By Isla Binnie and Pragyan Kalita
NEW YORK, June 22 (Reuters) – Apollo Global’s $26 billion private credit fund, Apollo Debt Solutions (ADS), said on Monday it was curbing redemptions at 5% of its shares after ​investors sought to withdraw approximately 16.8% of the total.Â
Paying out those investors will mean gross outflows from the fund come to $700 million, outpacing inflows of $300 million, based on preliminary data, the fund said in a filing. That leaves net outflows worth about 3% of the fund’s asset value so far this year.
Redemption requests rose from about 11.2% in the previous quarter at the fund, which is mainly aimed at wealthy individuals and typically provides an opportunity to withdraw some money once every three months.

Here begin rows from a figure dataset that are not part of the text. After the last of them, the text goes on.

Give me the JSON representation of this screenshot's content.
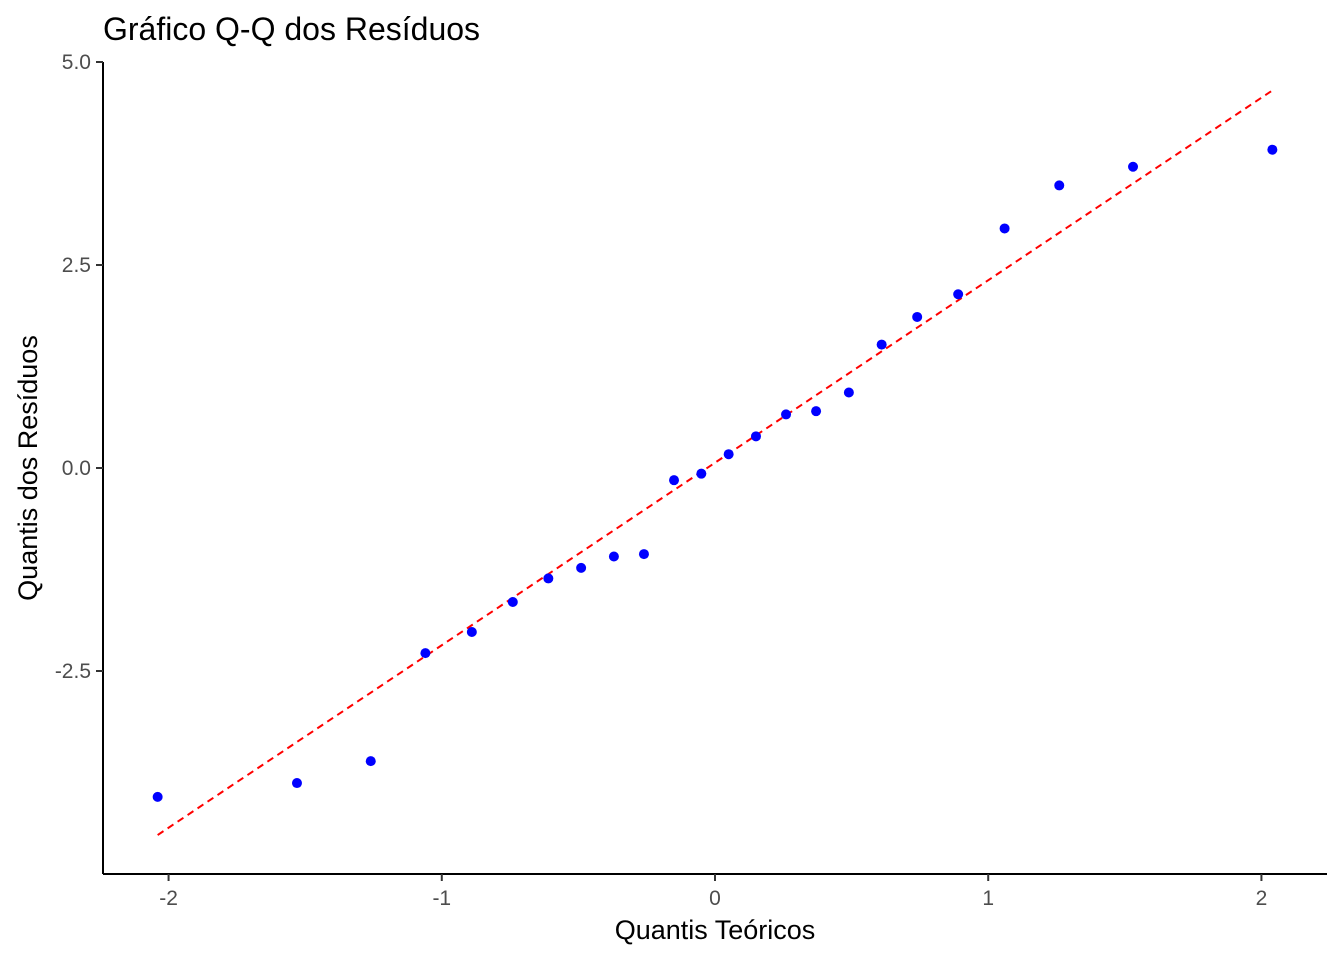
{
  "chart_data": {
    "type": "scatter",
    "title": "Gráfico Q-Q dos Resíduos",
    "xlabel": "Quantis Teóricos",
    "ylabel": "Quantis dos Resíduos",
    "xlim": [
      -2.24,
      2.24
    ],
    "ylim": [
      -5.0,
      5.0
    ],
    "x_ticks": [
      -2,
      -1,
      0,
      1,
      2
    ],
    "x_tick_labels": [
      "-2",
      "-1",
      "0",
      "1",
      "2"
    ],
    "y_ticks": [
      -2.5,
      0.0,
      2.5,
      5.0
    ],
    "y_tick_labels": [
      "-2.5",
      "0.0",
      "2.5",
      "5.0"
    ],
    "grid": false,
    "legend": "none",
    "series": [
      {
        "kind": "points",
        "color": "#0000ff",
        "x": [
          -2.04,
          -1.53,
          -1.26,
          -1.06,
          -0.89,
          -0.74,
          -0.61,
          -0.49,
          -0.37,
          -0.26,
          -0.15,
          -0.05,
          0.05,
          0.15,
          0.26,
          0.37,
          0.49,
          0.61,
          0.74,
          0.89,
          1.06,
          1.26,
          1.53,
          2.04
        ],
        "y": [
          -4.05,
          -3.88,
          -3.61,
          -2.28,
          -2.02,
          -1.65,
          -1.36,
          -1.23,
          -1.09,
          -1.06,
          -0.15,
          -0.07,
          0.17,
          0.39,
          0.66,
          0.7,
          0.93,
          1.52,
          1.86,
          2.14,
          2.95,
          3.48,
          3.71,
          3.92
        ]
      },
      {
        "kind": "reference-line",
        "color": "#ff0000",
        "linestyle": "dashed",
        "x": [
          -2.04,
          2.04
        ],
        "y": [
          -4.52,
          4.65
        ]
      }
    ]
  }
}
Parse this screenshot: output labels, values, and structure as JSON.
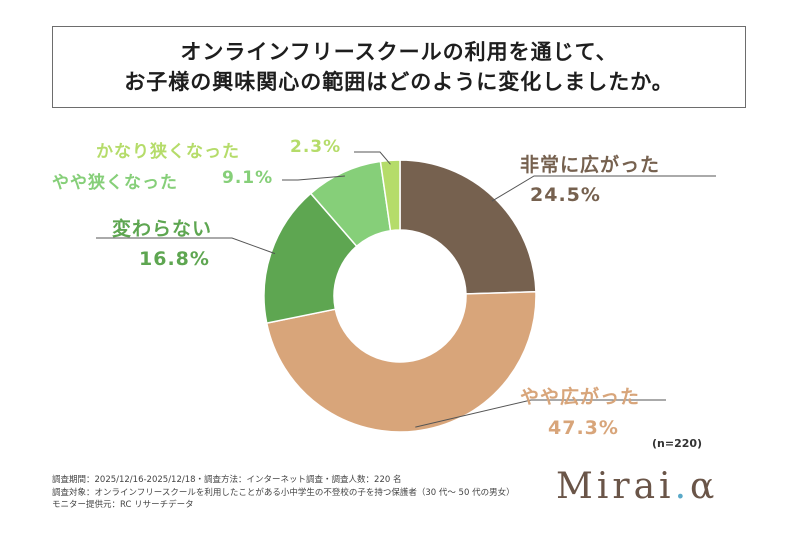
{
  "title": {
    "line1": "オンラインフリースクールの利用を通じて、",
    "line2": "お子様の興味関心の範囲はどのように変化しましたか。"
  },
  "chart_data": {
    "type": "pie",
    "donut": true,
    "slices": [
      {
        "name": "非常に広がった",
        "value": 24.5,
        "label": "24.5%",
        "color": "#76614f"
      },
      {
        "name": "やや広がった",
        "value": 47.3,
        "label": "47.3%",
        "color": "#d8a57a"
      },
      {
        "name": "変わらない",
        "value": 16.8,
        "label": "16.8%",
        "color": "#5ea651"
      },
      {
        "name": "やや狭くなった",
        "value": 9.1,
        "label": "9.1%",
        "color": "#86cf79"
      },
      {
        "name": "かなり狭くなった",
        "value": 2.3,
        "label": "2.3%",
        "color": "#b5dc6a"
      }
    ]
  },
  "sample_size": "(n=220)",
  "footer": {
    "line1": "調査期間：2025/12/16-2025/12/18・調査方法：インターネット調査・調査人数：220 名",
    "line2": "調査対象：オンラインフリースクールを利用したことがある小中学生の不登校の子を持つ保護者（30 代〜 50 代の男女）",
    "line3": "モニター提供元：RC リサーチデータ"
  },
  "logo": {
    "main": "Mirai",
    "dot": ".",
    "alpha": "α"
  }
}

Vehicles of this type, structured as business development companies (BDCs) have seen a surge in withdrawal requests this year as concerns rose about transparency, lending discipline and exposure to software among funds that lend directly to companies outside the traditional banking system.
ADS said in the filing that institutional investors were continuing to show strong demand for private credit, adding, “we expect institutional fundraising for our direct lending strategies will exceed that of the wealth channel this year.”
There was a “notable regional split” among investors, the filing went on, specifying that requests to redeem from the onshore United States “moderated sequentially to approximately 4.3%, while redemptions from offshore investors increased to 12.5%”.